Ein Wasserbett Werbespot berichtet immer von den gleichen Dingen: Schlafen, wie auf Wolken, ohne Schmerzen, ohne Einschlafprobleme oder fehlendes Durchschlafen. Die Muskeln entspannen sich, der Körper kommt auf ideale Weise zur Ruhe. Keine Rückenschmerzen mehr, nie wieder Verspannungen im Nacken und das Wichtigste: Socken und Wolldecken gehören der Vergangenheit für immer an, denn das Wasserbett ist wohl temperiert, wenn man sich zum Schlafen hineinlegt. Im Prinzip stimmt dies alles auch, sonst würden sich nicht so viele Menschen dem Konfigurator im Internet widmen, um sich hier ein ideales Wasserbett zusammenzustellen und zu kaufen.
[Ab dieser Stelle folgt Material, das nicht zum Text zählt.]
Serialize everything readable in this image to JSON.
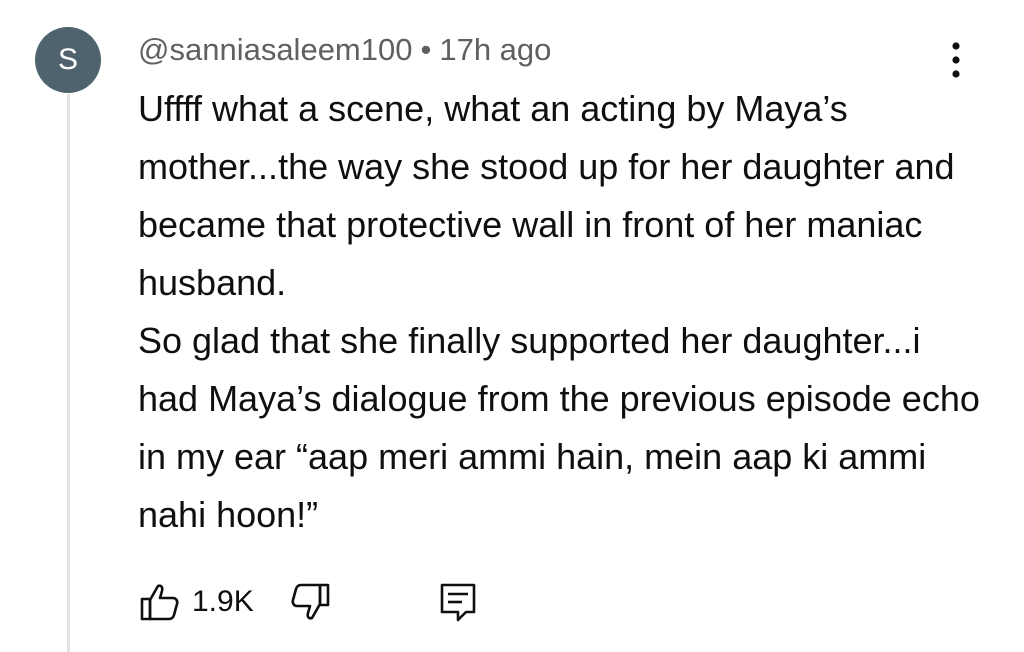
{
  "comment": {
    "avatar_letter": "S",
    "avatar_color": "#4f636e",
    "author": "@sanniasaleem100",
    "separator": "•",
    "timestamp": "17h ago",
    "paragraphs": [
      "Uffff what a scene, what an acting by Maya’s mother...the way she stood up for her daughter and became that protective wall in front of her maniac husband.",
      "So glad that she finally supported her daughter...i had Maya’s dialogue from the previous episode echo in my ear “aap meri ammi hain, mein aap ki ammi nahi hoon!”"
    ],
    "like_count": "1.9K"
  },
  "icons": {
    "more": "more-vertical-icon",
    "like": "thumbs-up-icon",
    "dislike": "thumbs-down-icon",
    "reply": "reply-comment-icon"
  }
}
Schon der Kauf im Internet ist problemlos – das neue Wasserbett die Erfüllung eines jeden Traumes. Wenn nicht… ja, wenn da nicht das Gewissen wäre, an dem nicht nur das eigene Leben mit all seinen Schwächen kratzt, sondern auch das Geschehen auf der Welt, das nicht wirklich dazu geeignet ist, um friedlich einzuschlafen und von tollen Dingen zu träumen.
Einen Teil der eigenen Probleme kann man auf den nächsten Tag verschieben. Sie belasten dann den Schlaf weder im Wasserbett noch auf einer Luftmatratze. Das sind Erledigungen, der Arbeitsplatz: Hier sind die Gedanken schnell beschwichtigt. Schon eher den Schlaf behindern können finanzielle Sorgen, je größer sie sind, umso schlechter schläft man auch. Dann aber gibt es Nachrichten aus den Zeitungen, aus dem Fernsehen, aus dem Internet – man bekommt natürlich auch über Gespräche mit Freunden und Bekannten mit, was auf der Welt so vor sich geht. Kann man wirklich gut einschlafen und sorglos traumlos oder von schönen Dingen träumend im Wasserbett liegen, während irgendwo auf der Welt ein Baby verhungert? Vielleicht sogar, weil sich angebliche Hilfsorganisationen selbst helfen, statt den Menschen, die es bitter nötig hätten? Von der Südsee träumen, gut und schön – doch immer wieder wird man vom Terrorismus mit all seinen politischen und menschenrechtlichen Folgen wachgerüttelt. Wer hätte sich vor dem 11. September, mittlerweile ein Jahrzehnt her, gedacht, dass es auf einem Flughafen einen Nacktscanner geben würde? Klar, hier regen sich die Fluggäste auf – doch bei den Ängsten, die man vor dem Terror auf der Welt, verursacht durch ein Aneinander-Reiben der Kulturen und Religionen, haben muss, kann auf solche Maßnahmen eben nicht verzichtet werden.
Kalt bleiben angesichts der Menschenrechtsverletzungen?
Wer es wirklich schafft, bei all den täglich geschehenden Grausamkeiten unberührt zu bleiben, ist eigentlich zu beneiden. Dort ein sexueller Missbrauch an einem kleinen, unschuldigen Kind, hier ein Ehrenmord an einer ganz normalen Jugendlichen, begangen von ihrem Bruder, der den deutschen Freund nicht tolerieren wollte. Das ist noch nicht genug; im Betrieb gab es das Gerücht, dass der Chef sich den weiblichen Azubi ins Bett erpresst hat, gedroht hat, wenn das Mädchen nicht mit ihm schlafe, würde es die Kündigung erhalten: Plötzlich sind Menschenrechtsverletzungen so nah, dass man sie greifen kann. Dann führt auch kein Weg mehr daran vorbei, diese Gedanken mit in das Wasserbett zu nehmen. Statt ruhig und friedlich einzuschlafen, liegt man eine Stunde oder länger wach, denkt darüber nach, wie es wäre, auf Billigimport Waren zu verzichten, um damit die Kinderarbeit vielleicht zu dezimieren – eingehüllt in Bettwäsche aus Baumwolle, deren Material aus einer Plantage kommt, auf der genau dieses Problem vorherrscht: Ausgebeutete, geschundene Kinder, die 16-Stunden Schichten unter härtesten Bedingungen leisten und kaum entlohnt werden. Gleichgültig, das sollte niemand sein. Wer sich in einem Online Shop ein Wasserbett bestellt, hat auch das Recht auf guten Schlaf und entspannte Muskeln. Die so gewonnene Kraft sollte aber wenigstens ein Stückweit dazu verwendet werden, zu ändern, was man ändern kann. Was das genau ist, kann niemand vorschreiben, doch schon kleine Schritte eignen sich, die Welt ein winziges bisschen besser zu machen.